One concern is that women will stop going for annual exams and pap tests if health centers do not have a policy of withholding contraception. According to that logic, no one should be allowed any medications unless they have all recommended physical exams. Over 50 and haven’t had a colonoscopy? Sorry, no flu shot for you. Since pelvic exams and a pap smears are medically unnecessary in order to prescribe birth control, a better standard of care would be for health care providers to recommend that their patients have physicals, but ultimately respect their patients’ decisions.
There are, of course, women who want to have the examinations and give their consent voluntarily, but telling women that examinations and pap tests are mandatory to receive birth control is a form of coercion, not informed consent. Informed and voluntary decision making is instrumental to patients’ rights. Don’t patients, including women of child -bearing age, have the right to autonomy and bodily integrity? Withholding contraception from a woman if she does not wish to submit to unnecessary physical exams and tests is nothing short of provider bias and paternalism. This is medically unethical.

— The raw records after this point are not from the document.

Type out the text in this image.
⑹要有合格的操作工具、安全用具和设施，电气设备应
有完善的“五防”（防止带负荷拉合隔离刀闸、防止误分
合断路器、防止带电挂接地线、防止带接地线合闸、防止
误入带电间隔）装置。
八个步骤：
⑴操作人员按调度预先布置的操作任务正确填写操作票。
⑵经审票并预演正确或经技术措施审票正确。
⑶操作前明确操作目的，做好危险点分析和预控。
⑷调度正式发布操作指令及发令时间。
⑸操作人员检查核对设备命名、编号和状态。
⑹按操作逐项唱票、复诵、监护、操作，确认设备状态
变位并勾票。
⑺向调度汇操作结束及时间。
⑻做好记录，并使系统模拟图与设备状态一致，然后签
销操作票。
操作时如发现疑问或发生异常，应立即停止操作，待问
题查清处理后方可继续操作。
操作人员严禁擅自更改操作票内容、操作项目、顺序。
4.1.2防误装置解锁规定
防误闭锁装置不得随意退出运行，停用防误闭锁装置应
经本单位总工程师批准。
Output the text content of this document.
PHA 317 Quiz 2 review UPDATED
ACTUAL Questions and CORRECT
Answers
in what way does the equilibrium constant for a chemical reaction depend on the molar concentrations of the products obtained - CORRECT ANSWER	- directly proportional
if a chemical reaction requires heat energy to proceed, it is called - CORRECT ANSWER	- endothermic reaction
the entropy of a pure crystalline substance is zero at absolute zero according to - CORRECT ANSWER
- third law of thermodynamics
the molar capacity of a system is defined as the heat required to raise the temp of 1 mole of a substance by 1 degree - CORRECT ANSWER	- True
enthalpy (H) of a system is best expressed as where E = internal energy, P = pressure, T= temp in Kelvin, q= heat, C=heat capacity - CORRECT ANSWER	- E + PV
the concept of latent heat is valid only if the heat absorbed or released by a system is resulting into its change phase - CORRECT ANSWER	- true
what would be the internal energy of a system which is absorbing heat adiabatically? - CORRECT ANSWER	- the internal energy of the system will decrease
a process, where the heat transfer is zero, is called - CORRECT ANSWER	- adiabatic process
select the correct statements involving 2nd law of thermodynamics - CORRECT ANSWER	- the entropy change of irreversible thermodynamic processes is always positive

Another concern is that women might not understand how to take their contraception or they might choose the wrong kind if they don’t first consult with a physician. Medical information is readily accessible these days and women are capable of making sophisticated choices about their health. According to research conducted by Family Health International and published in the journal Studies in Family Planning, “over-the-counter provision of oral contraceptives by pharmacists is a safe, effective, and practical way to distribute this popular contraceptive method in Jamaica.” Are American women any less capable of making informed decisions about their health than Jamaican women? Let’s let women decide what contraception they need, especially since we can’t feel confident that we are getting accurate information from our health care providers now anyway.
Lift the prescription status of hormonal contraception, allow women easier access to contraception, and the right to decide for themselves if they wish to have medical examinations. Not doing so is unethical, violating to women, and counterproductive.